Shoppers will descend on the Boxing Day sales today - but New Zealanders have already splurged nearly $500 million more than they did four years ago on Christmas shopping.
The surge in spending confidence is shown by a comparison of electronic transaction data, adjusted for inflation.
According to Paymark figures, Kiwis spent nearly $500 million more than they did four years ago in the first three weeks of December. Spending for the whole country increased by 16 per cent over the same period.
The biggest rise was in Palmerston North and Auckland/Northland, at 28 per cent and 20 per cent respectively.
Spending in Wanganui and Marlborough was largely static, while the West Coast was the only region where spending fell, by 1 per cent.
Paymark processes about three-quarters of New Zealand's electronic transactions and its figures show Christmas spending for the whole country has been steadily increasing, after it fell between 2007 and 2008.
Despite the increase in Christmas spending, thousands of shoppers will brave the crowds competing for bargains at today's Boxing Day sales.
Last year malls reported lines of eager shoppers waiting for doors to open at 9am, with cars later nose-to-tail for more than 500m from Westfield's St Lukes mall in Auckland and long waits for parks.
In light of that disruption, some retailers are advertising to entice those who want both peace and a bargain.
The Warehouse has urged customers to use its online shopping system to select the best deals, and then collect the goods in store at a time when the crowds have thinned.
On Boxing Day last year 380,000 customers came through the doors of its stores, and this year the retailer's online shopping deals have been available since 7am yesterday.

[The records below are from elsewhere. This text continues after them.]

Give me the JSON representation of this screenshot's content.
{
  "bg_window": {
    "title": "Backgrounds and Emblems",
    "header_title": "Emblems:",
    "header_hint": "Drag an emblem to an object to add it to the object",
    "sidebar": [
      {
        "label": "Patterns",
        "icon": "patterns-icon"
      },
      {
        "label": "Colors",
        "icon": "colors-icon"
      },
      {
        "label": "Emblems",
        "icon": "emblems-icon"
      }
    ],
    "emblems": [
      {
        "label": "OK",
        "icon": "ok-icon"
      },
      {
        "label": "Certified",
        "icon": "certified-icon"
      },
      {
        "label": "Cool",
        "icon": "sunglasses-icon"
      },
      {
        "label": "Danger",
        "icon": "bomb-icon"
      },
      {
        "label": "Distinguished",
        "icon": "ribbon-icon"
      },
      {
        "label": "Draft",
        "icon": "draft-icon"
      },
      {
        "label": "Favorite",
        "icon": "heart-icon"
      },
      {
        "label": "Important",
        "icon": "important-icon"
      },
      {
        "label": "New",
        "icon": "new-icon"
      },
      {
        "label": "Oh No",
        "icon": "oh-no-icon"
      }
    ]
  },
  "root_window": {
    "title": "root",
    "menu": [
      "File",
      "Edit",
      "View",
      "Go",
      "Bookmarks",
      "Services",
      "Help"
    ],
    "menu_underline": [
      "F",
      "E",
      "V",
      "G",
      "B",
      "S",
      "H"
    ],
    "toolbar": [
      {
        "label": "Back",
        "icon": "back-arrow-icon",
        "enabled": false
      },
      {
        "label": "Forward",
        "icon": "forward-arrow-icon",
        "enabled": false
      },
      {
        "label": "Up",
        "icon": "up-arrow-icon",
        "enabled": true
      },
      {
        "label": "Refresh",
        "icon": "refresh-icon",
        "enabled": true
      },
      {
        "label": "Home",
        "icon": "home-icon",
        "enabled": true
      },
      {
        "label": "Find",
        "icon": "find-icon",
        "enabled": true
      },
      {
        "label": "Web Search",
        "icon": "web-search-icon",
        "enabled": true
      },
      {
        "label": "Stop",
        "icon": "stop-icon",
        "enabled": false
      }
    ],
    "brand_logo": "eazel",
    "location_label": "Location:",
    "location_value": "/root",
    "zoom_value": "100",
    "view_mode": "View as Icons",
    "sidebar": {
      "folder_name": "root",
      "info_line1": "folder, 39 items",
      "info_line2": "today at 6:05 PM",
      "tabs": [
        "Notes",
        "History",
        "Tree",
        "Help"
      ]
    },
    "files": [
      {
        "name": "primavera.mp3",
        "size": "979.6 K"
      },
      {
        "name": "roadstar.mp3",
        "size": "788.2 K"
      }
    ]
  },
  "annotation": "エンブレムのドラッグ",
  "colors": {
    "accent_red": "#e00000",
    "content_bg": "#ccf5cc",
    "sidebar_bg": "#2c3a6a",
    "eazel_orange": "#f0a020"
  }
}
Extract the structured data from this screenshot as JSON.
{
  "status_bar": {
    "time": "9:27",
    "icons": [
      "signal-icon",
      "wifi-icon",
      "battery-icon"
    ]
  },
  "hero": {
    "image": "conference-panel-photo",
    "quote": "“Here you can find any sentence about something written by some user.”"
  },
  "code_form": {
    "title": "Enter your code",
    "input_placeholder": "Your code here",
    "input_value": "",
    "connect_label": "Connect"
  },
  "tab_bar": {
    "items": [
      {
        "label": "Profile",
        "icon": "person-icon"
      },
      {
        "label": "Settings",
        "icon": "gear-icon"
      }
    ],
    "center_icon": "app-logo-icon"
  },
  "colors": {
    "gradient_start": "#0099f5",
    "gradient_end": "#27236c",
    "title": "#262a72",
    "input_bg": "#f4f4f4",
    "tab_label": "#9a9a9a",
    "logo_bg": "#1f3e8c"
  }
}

And for the first time, electronics retailer Dick Smith has included a QR scanning code on its top sale items featured in newspaper advertisements and in-store flyers. Using the store's mobile app, customers can scan the QR codes to buy the goods directly - skipping checkout queues and crowds in the stores.
"Instead of spending time in a queue, they can pick up a flyer in store, go have a coffee, put their feet up and make their Boxing Day purchases from their mobile phone," said Nick Abboud, chief executive of Dick Smith, Australia and New Zealand.
Another option for those not brave enough to head to the malls is online auction websites, as those unhappy with Christmas gifts look to offload them.
Between lunchtime on Christmas Day and Boxing Day morning last year, more than 20,000 new items had been posted on Trade Me - with items like books, ties, handbags and kitchen appliances all featuring heavily.
Surviving the Boxing Day sales
• Go online - many retailers have deals available to buy on the internet.
• Make a budget - just because something is 50 per cent off, doesn't mean you can afford it or, for that matter, really need it.
• Arrive early - shopping malls and centres will be packed much earlier than normal, so give yourself plenty of time to find a park.
• Or catch the bus - public transport might take a little longer from A to B, but could still end up much faster if the wait for a carpark tops an hour.